Capítulo 41

106 16 65
                                    

Quatro anos sem pisar em Stratford poderiam ter sido o bastante para Sam esquecer o caminho até a sua antiga casa e o que mais que houvesse na cidade, mas não. Foi só pisar ali que tudo ameaçou voltar à tona, inclusive o que ele queria que nunca mais voltasse.

Adentrou sua casa com medo de encontrar os mesmos retratos, os mesmos móveis, as mesmas decorações e as mesmas lembranças, mas o que lhe esperava era muito pior: estava tudo diferente, mais cheiroso, mais leve e um tanto mais bagunçado: havia quadros, brinquedos e roupinhas de criança por toda parte.

Havia Jane por toda a parte, inclusive atrás dele, agarrada a um coelho de pelúcia.

A garotinha viera calada no carro durante todo o percurso e parecia hesitar em cada um de seus movimentos, como se não se sentisse segura. Sam não insistira para ela falar ou se movimentar, ele mesmo não estava falando muito com ela. Aliás, aquela era a primeira vez desde que ela nascera que ele precisava ficar tempo o bastante com ela para ter que encará-la e prestar atenção em suas características.

Aquele cabelo castanho claro, quase que da mesma cor dos olhos, o jeito que ela se agarrava àquele coelho como se fosse sua válvula de escape e a sua expressão só faziam com que ela se parecesse mais com...

Não, ele não ia pensar nisso. Nem em Stratford, nem em lugar nenhum.

-Venha, Jane.- ele pediu, notando-a imóvel na frente da porta fechada. Ela permaneceu onde estava, o único movimento aparente era o da respiração ou o piscar dos olhos- Vem, já deve estar na sua hora de dormir.

-Eu quero a minha mãe...- ela falou baixinho, levando uma das mãozinhas ao curativo em sua testa, provavelmente a área estava dolorida.

Sam foi até ela, contra a sua própria vontade, e abaixou-se para ficar da sua altura, mas evitou olhá-la nos olhos:

-Os médicos disseram que ela precisa passar mais um tempo no hospital, para melhorar, mas logo ela vai estar em casa.

-Quando?

-Quando eu não sei, mas não vai demorar, agora vem comigo.
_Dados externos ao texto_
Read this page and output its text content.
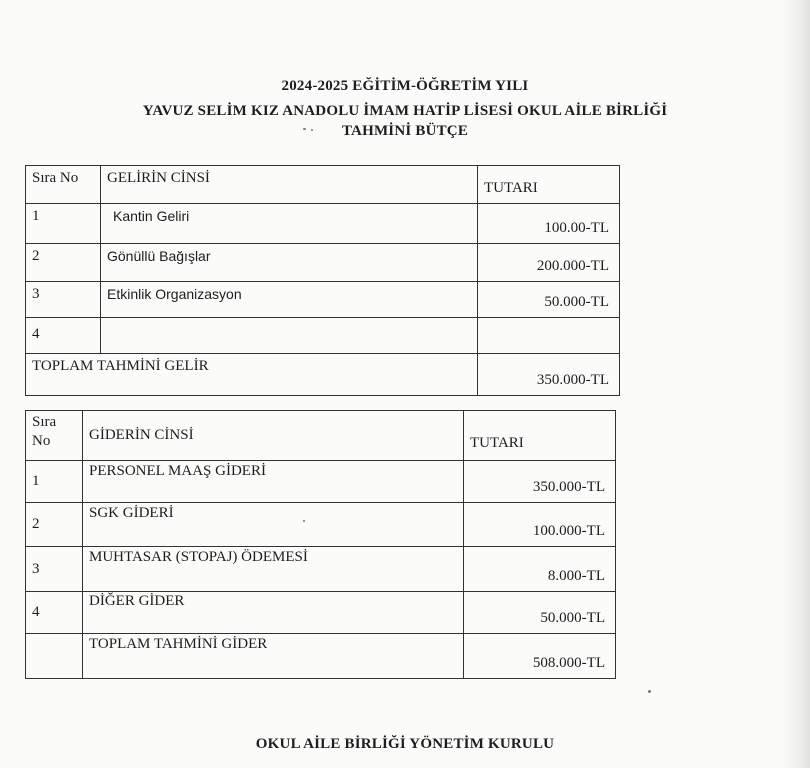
2024-2025 EĞİTİM-ÖĞRETİM YILI
YAVUZ SELİM KIZ ANADOLU İMAM HATİP LİSESİ OKUL AİLE BİRLİĞİ
TAHMİNİ BÜTÇE
Sıra No	GELİRİN CİNSİ	TUTARI
1	Kantin Geliri	100.00-TL
2	Gönüllü Bağışlar	200.000-TL
3	Etkinlik Organizasyon	50.000-TL
4		
TOPLAM TAHMİNİ GELİR		350.000-TL
Sıra No	GİDERİN CİNSİ	TUTARI
1	PERSONEL MAAŞ GİDERİ	350.000-TL
2	SGK GİDERİ	100.000-TL
3	MUHTASAR (STOPAJ) ÖDEMESİ	8.000-TL
4	DİĞER GİDER	50.000-TL
	TOPLAM TAHMİNİ GİDER	508.000-TL
OKUL AİLE BİRLİĞİ YÖNETİM KURULU
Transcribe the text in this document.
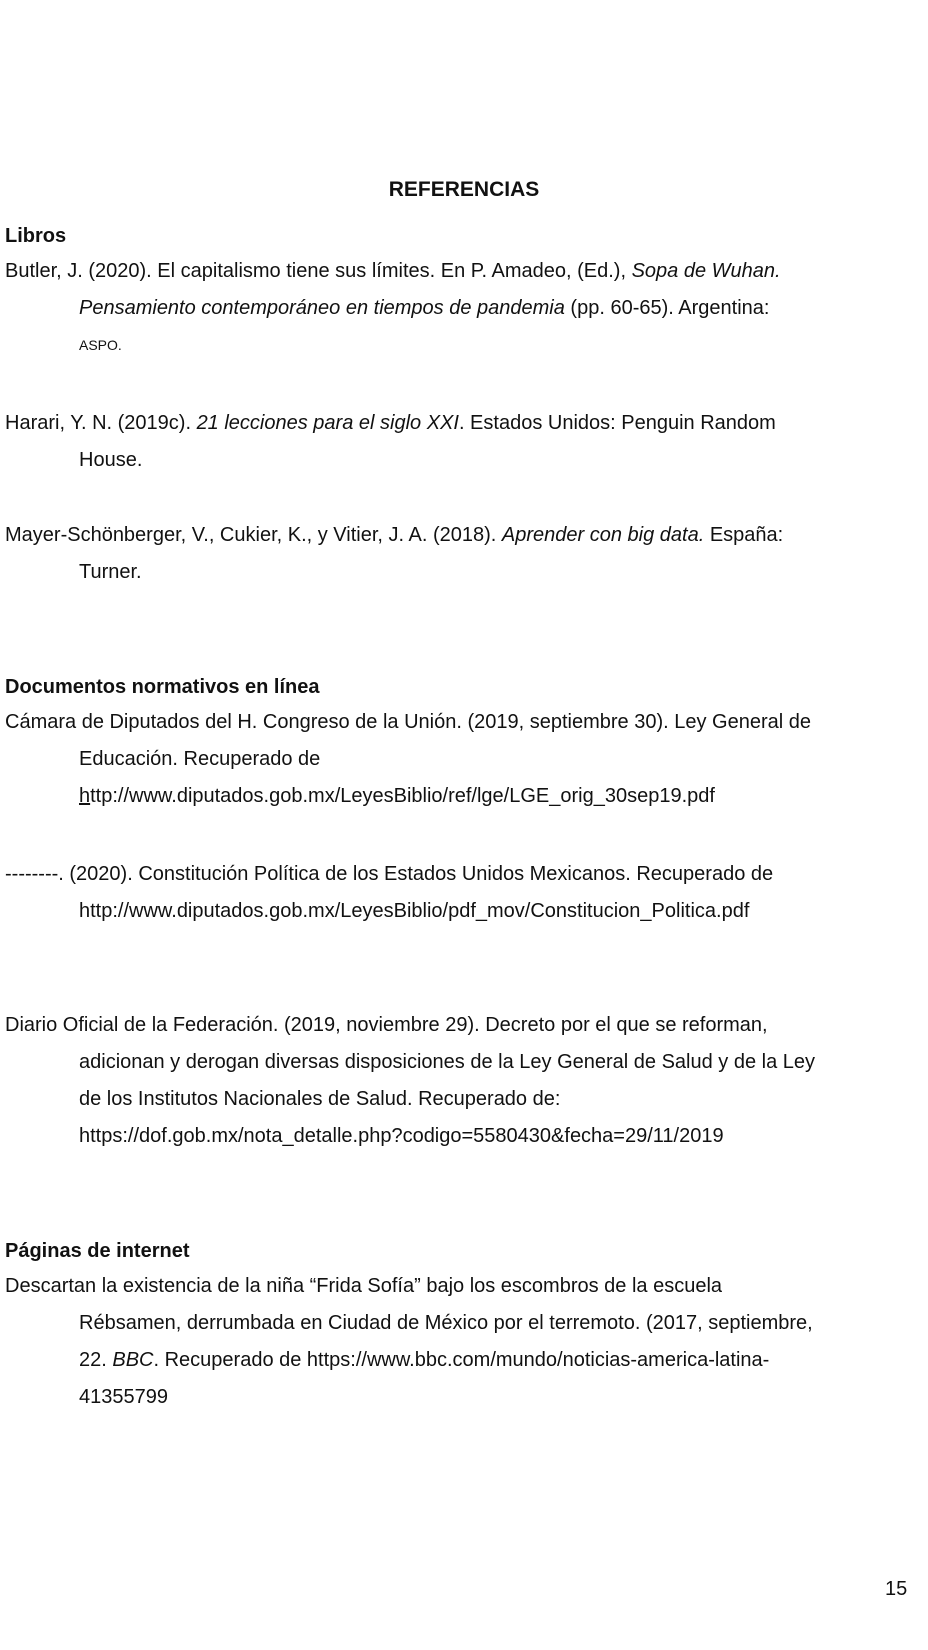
REFERENCIAS
Libros

Butler, J. (2020). El capitalismo tiene sus límites. En P. Amadeo, (Ed.), Sopa de Wuhan.
Pensamiento contemporáneo en tiempos de pandemia (pp. 60-65). Argentina:
ASPO.

Harari, Y. N. (2019c). 21 lecciones para el siglo XXI. Estados Unidos: Penguin Random
House.

Mayer-Schönberger, V., Cukier, K., y Vitier, J. A. (2018). Aprender con big data. España:
Turner.

Documentos normativos en línea

Cámara de Diputados del H. Congreso de la Unión. (2019, septiembre 30). Ley General de
Educación. Recuperado de
http://www.diputados.gob.mx/LeyesBiblio/ref/lge/LGE_orig_30sep19.pdf

--------. (2020). Constitución Política de los Estados Unidos Mexicanos. Recuperado de
http://www.diputados.gob.mx/LeyesBiblio/pdf_mov/Constitucion_Politica.pdf

Diario Oficial de la Federación. (2019, noviembre 29). Decreto por el que se reforman,
adicionan y derogan diversas disposiciones de la Ley General de Salud y de la Ley
de los Institutos Nacionales de Salud. Recuperado de:
https://dof.gob.mx/nota_detalle.php?codigo=5580430&fecha=29/11/2019

Páginas de internet

Descartan la existencia de la niña “Frida Sofía” bajo los escombros de la escuela
Rébsamen, derrumbada en Ciudad de México por el terremoto. (2017, septiembre,
22. BBC. Recuperado de https://www.bbc.com/mundo/noticias-america-latina-
41355799

15
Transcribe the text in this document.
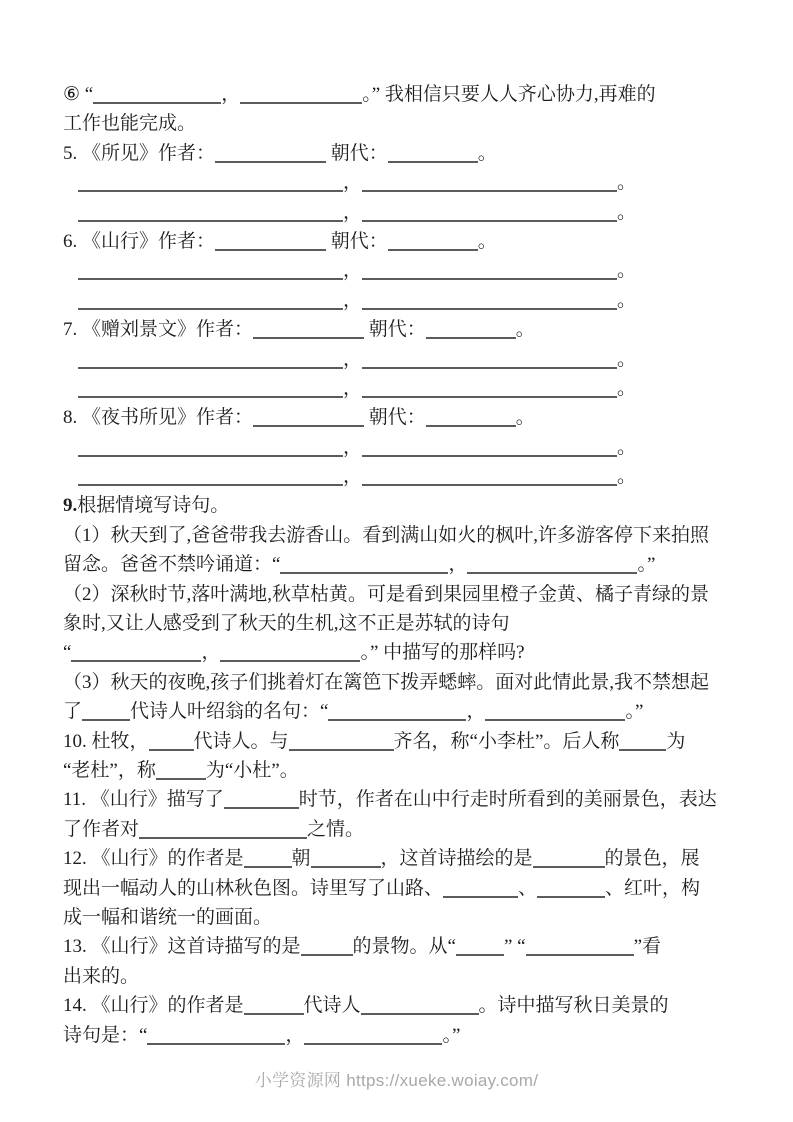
⑥ “	，	。” 我相信只要人人齐心协力,再难的
工作也能完成。
5. 《所见》作者：	朝代：	。
，	。
，	。
6. 《山行》作者：	朝代：	。
，	。
，	。
7. 《赠刘景文》作者：	朝代：	。
，	。
，	。
8. 《夜书所见》作者：	朝代：	。
，	。
，	。
9.根据情境写诗句。
（1）秋天到了,爸爸带我去游香山。看到满山如火的枫叶,许多游客停下来拍照
留念。爸爸不禁吟诵道：“	，	。”
（2）深秋时节,落叶满地,秋草枯黄。可是看到果园里橙子金黄、橘子青绿的景
象时,又让人感受到了秋天的生机,这不正是苏轼的诗句
“	，	。” 中描写的那样吗?
（3）秋天的夜晚,孩子们挑着灯在篱笆下拨弄蟋蟀。面对此情此景,我不禁想起
了	代诗人叶绍翁的名句：“	，	。”
10. 杜牧， 代诗人。与	齐名，称“小李杜”。后人称 为
“老杜”，称	为“小杜”。
11. 《山行》描写了	时节，作者在山中行走时所看到的美丽景色，表达
了作者对	之情。
12. 《山行》的作者是	朝	，这首诗描绘的是	的景色，展
现出一幅动人的山林秋色图。诗里写了山路、	、	、红叶，构
成一幅和谐统一的画面。
13. 《山行》这首诗描写的是	的景物。从“	” “	”看
出来的。
14. 《山行》的作者是	代诗人	。诗中描写秋日美景的
诗句是：“	，	。”
小学资源网 https://xueke.woiay.com/
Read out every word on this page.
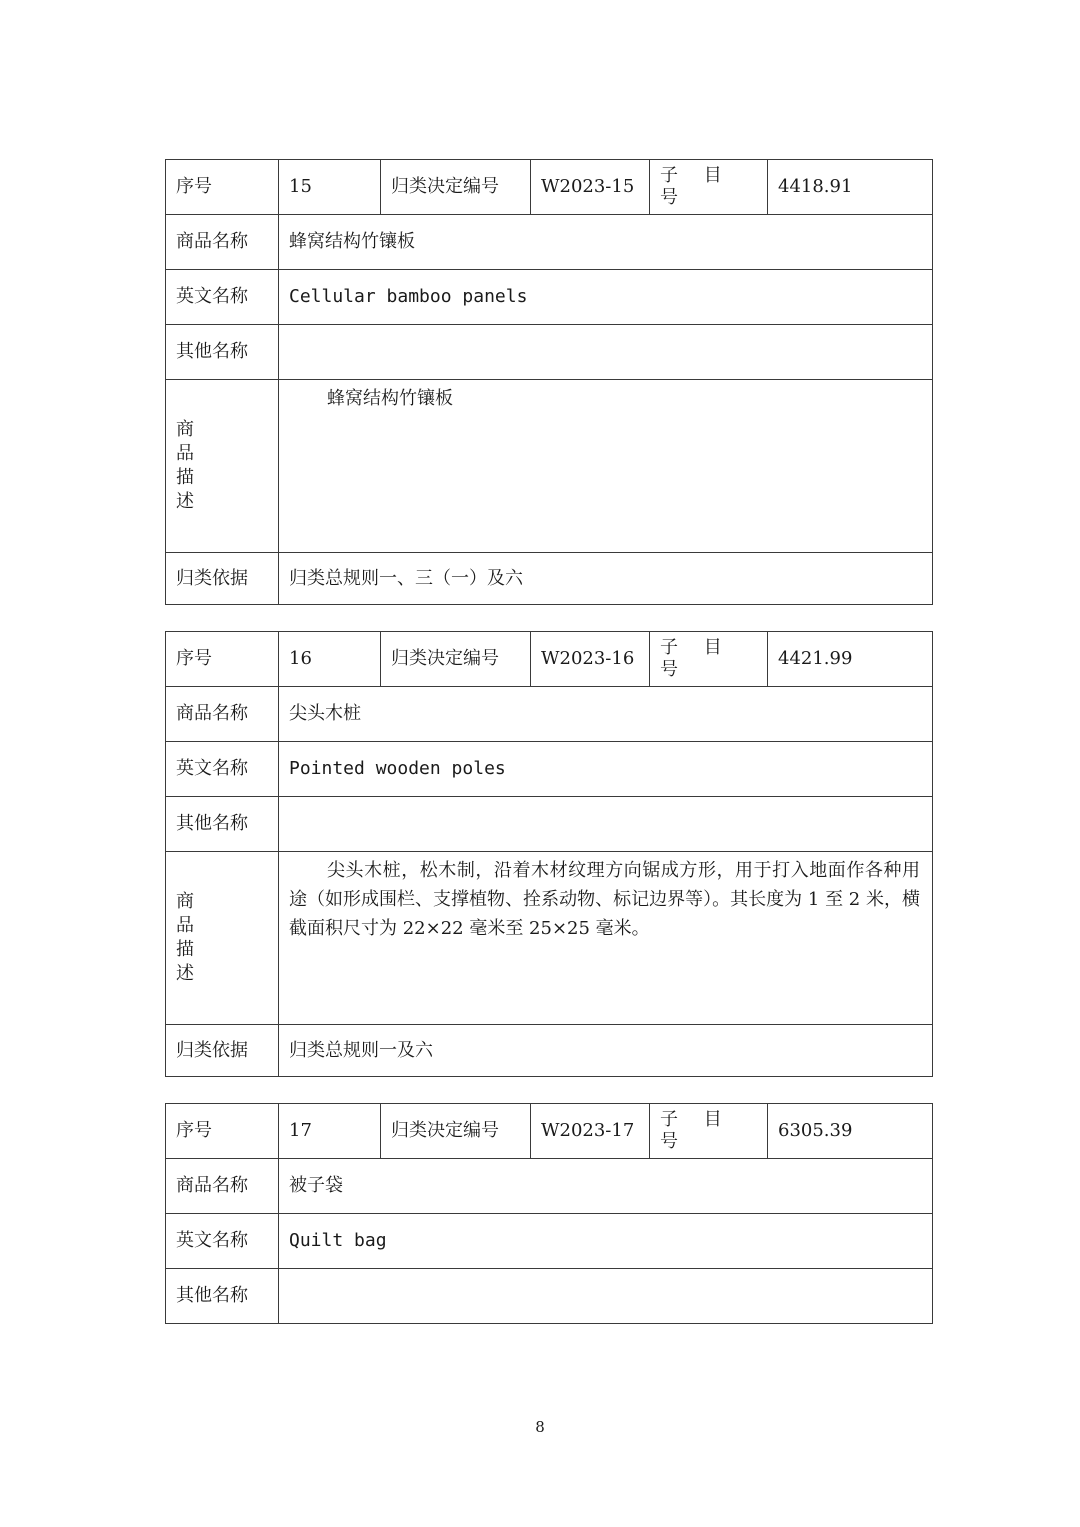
序号	15	归类决定编号	W2023-15	子 目 号	4418.91
商品名称	蜂窝结构竹镶板				
英文名称	Cellular bamboo panels				
其他名称					

商品描述	蜂窝结构竹镶板				
归类依据	归类总规则一、三（一）及六				
序号	16	归类决定编号	W2023-16	子 目 号	4421.99
商品名称	尖头木桩				
英文名称	Pointed wooden poles				
其他名称					

商品描述	尖头木桩，松木制，沿着木材纹理方向锯成方形，用于打入地面作各种用途（如形成围栏、支撑植物、拴系动物、标记边界等）。其长度为 1 至 2 米，横截面积尺寸为 22×22 毫米至 25×25 毫米。				
归类依据	归类总规则一及六				
序号	17	归类决定编号	W2023-17	子 目 号	6305.39
商品名称	被子袋				
英文名称	Quilt bag				
其他名称					
8
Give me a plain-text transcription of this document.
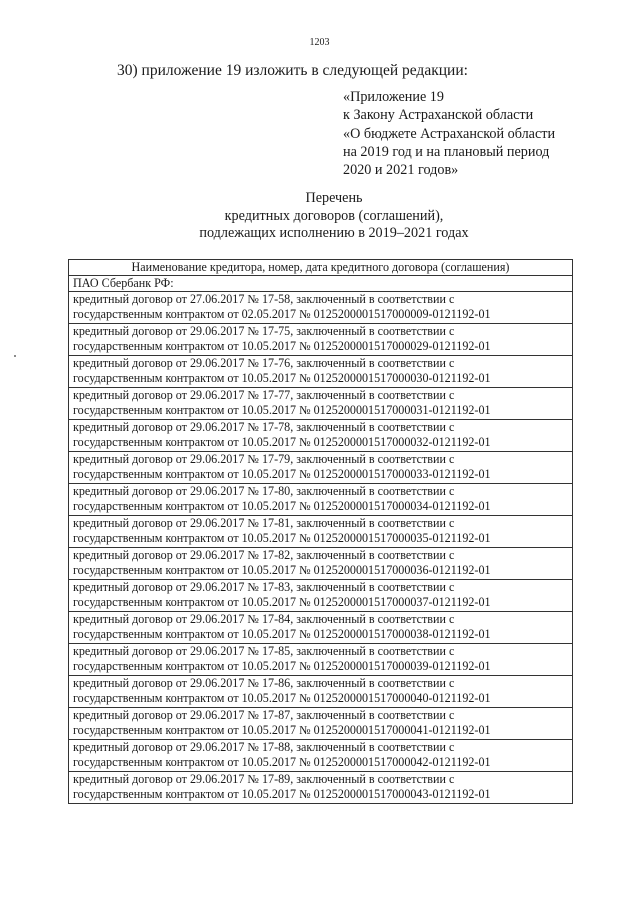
1203
30) приложение 19 изложить в следующей редакции:
«Приложение 19
к Закону Астраханской области
«О бюджете Астраханской области
на 2019 год и на плановый период
2020 и 2021 годов»
Перечень
кредитных договоров (соглашений),
подлежащих исполнению в 2019–2021 годах
Наименование кредитора, номер, дата кредитного договора (соглашения)
ПАО Сбербанк РФ:

кредитный договор от 27.06.2017 № 17-58, заключенный в соответствии с
государственным контрактом от 02.05.2017 № 0125200001517000009-0121192-01

кредитный договор от 29.06.2017 № 17-75, заключенный в соответствии с
государственным контрактом от 10.05.2017 № 0125200001517000029-0121192-01

кредитный договор от 29.06.2017 № 17-76, заключенный в соответствии с
государственным контрактом от 10.05.2017 № 0125200001517000030-0121192-01

кредитный договор от 29.06.2017 № 17-77, заключенный в соответствии с
государственным контрактом от 10.05.2017 № 0125200001517000031-0121192-01

кредитный договор от 29.06.2017 № 17-78, заключенный в соответствии с
государственным контрактом от 10.05.2017 № 0125200001517000032-0121192-01

кредитный договор от 29.06.2017 № 17-79, заключенный в соответствии с
государственным контрактом от 10.05.2017 № 0125200001517000033-0121192-01

кредитный договор от 29.06.2017 № 17-80, заключенный в соответствии с
государственным контрактом от 10.05.2017 № 0125200001517000034-0121192-01

кредитный договор от 29.06.2017 № 17-81, заключенный в соответствии с
государственным контрактом от 10.05.2017 № 0125200001517000035-0121192-01

кредитный договор от 29.06.2017 № 17-82, заключенный в соответствии с
государственным контрактом от 10.05.2017 № 0125200001517000036-0121192-01

кредитный договор от 29.06.2017 № 17-83, заключенный в соответствии с
государственным контрактом от 10.05.2017 № 0125200001517000037-0121192-01

кредитный договор от 29.06.2017 № 17-84, заключенный в соответствии с
государственным контрактом от 10.05.2017 № 0125200001517000038-0121192-01

кредитный договор от 29.06.2017 № 17-85, заключенный в соответствии с
государственным контрактом от 10.05.2017 № 0125200001517000039-0121192-01

кредитный договор от 29.06.2017 № 17-86, заключенный в соответствии с
государственным контрактом от 10.05.2017 № 0125200001517000040-0121192-01

кредитный договор от 29.06.2017 № 17-87, заключенный в соответствии с
государственным контрактом от 10.05.2017 № 0125200001517000041-0121192-01

кредитный договор от 29.06.2017 № 17-88, заключенный в соответствии с
государственным контрактом от 10.05.2017 № 0125200001517000042-0121192-01

кредитный договор от 29.06.2017 № 17-89, заключенный в соответствии с
государственным контрактом от 10.05.2017 № 0125200001517000043-0121192-01
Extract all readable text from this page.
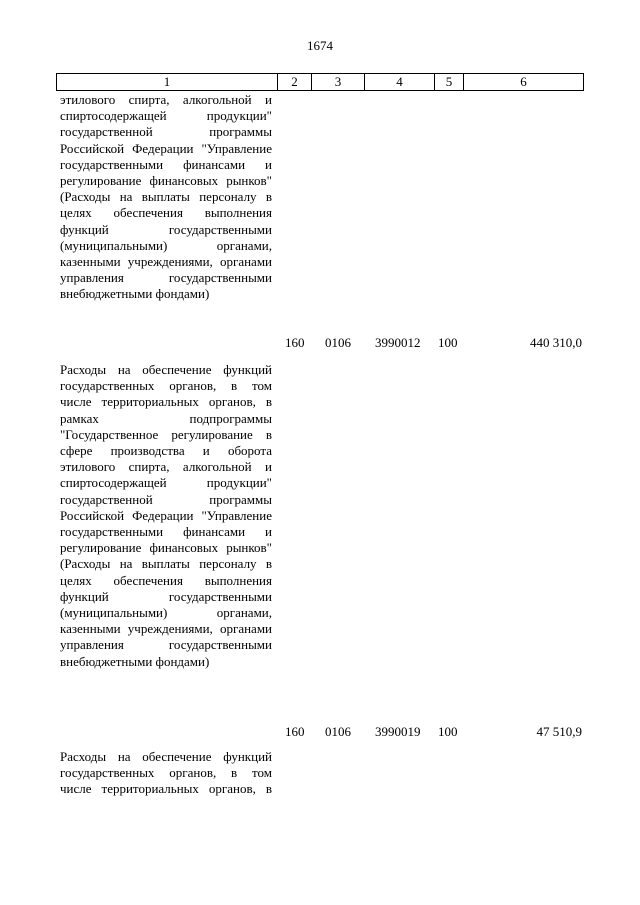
1674
1	2	3	4	5	6
этилового спирта, алкогольной и спиртосодержащей продукции" государственной программы Российской Федерации "Управление государственными финансами и регулирование финансовых рынков" (Расходы на выплаты персоналу в целях обеспечения выполнения функций государственными (муниципальными) органами, казенными учреждениями, органами управления государственными
внебюджетными фондами)
160 0106 3990012 100	440 310,0
Расходы на обеспечение функций государственных органов, в том числе территориальных органов, в рамках подпрограммы "Государственное регулирование в сфере производства и оборота этилового спирта, алкогольной и спиртосодержащей продукции" государственной программы Российской Федерации "Управление государственными финансами и регулирование финансовых рынков" (Расходы на выплаты персоналу в целях обеспечения выполнения функций государственными (муниципальными) органами, казенными учреждениями, органами управления государственными
внебюджетными фондами)
160 0106 3990019 100	47 510,9
Расходы на обеспечение функций государственных органов, в том числе территориальных органов, в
Jane continuou sem falar muita coisa durante o banho, limitando-se a balançar negativamente a cabeça quando Sam perguntou se ela estava com fome. Ele colocou nela a primeira roupa parecida com um pijama e, ansioso para tomar o próprio banho e deitar, deixou-a com o coelho de pelúcia em sua cama (a menininha aparentemente gostava muito de bichinhos, já que as paredes do quarto eram repletas por quadrinhos deles e de muito mais animais de pelúcia).

-Sam.- ela o chamou antes que fechasse a porta. Ele respondeu virando-se para ela- Conta uma historinha para mim? A mamãe sempre conta para eu conseguir dormir...

-Jane, já está tarde, eu...- "quero sair daqui", ele pensou e viu o jeito que ela assentiu timidamente, apertando mais ainda o coelho. Ele queria fechar aquela porta e não ter que olhá-la até o outro dia de manhã, ele queria não ter que olhá-la nunca mais se fosse possível. Aqueles sentimentos eram mais fortes do que ele. Não conseguiu, entretanto, deixá-la sozinha naquele momento, talvez porque sabia que ela estava assustada e ele lembrava de como era se sentir vulnerável e assustado, então foi até uma estante repleta de livros infantis encostada em uma das paredes- Qual livro você quer que eu leia?

-Você conhece as historinhas da minha outra mamãe? A de cabelo rosa?

Se Sam estivesse com alguma coisa em mãos, teria derrubado.

-Que mãe de cabelo rosa, Jane? Sua mãe é a Carolyn.

-Eu sei, eu tenho duas, foi a mamãe que disse.- parecendo empolgada com o assunto que até lhe tirava um pouco da vergonha, ela sentou na cama, sem largar o coelho- A mamãe sempre me conta a história de como ela me levou para lá e para cá na barriguinha dela! Ela também me salvou quando eu nasci!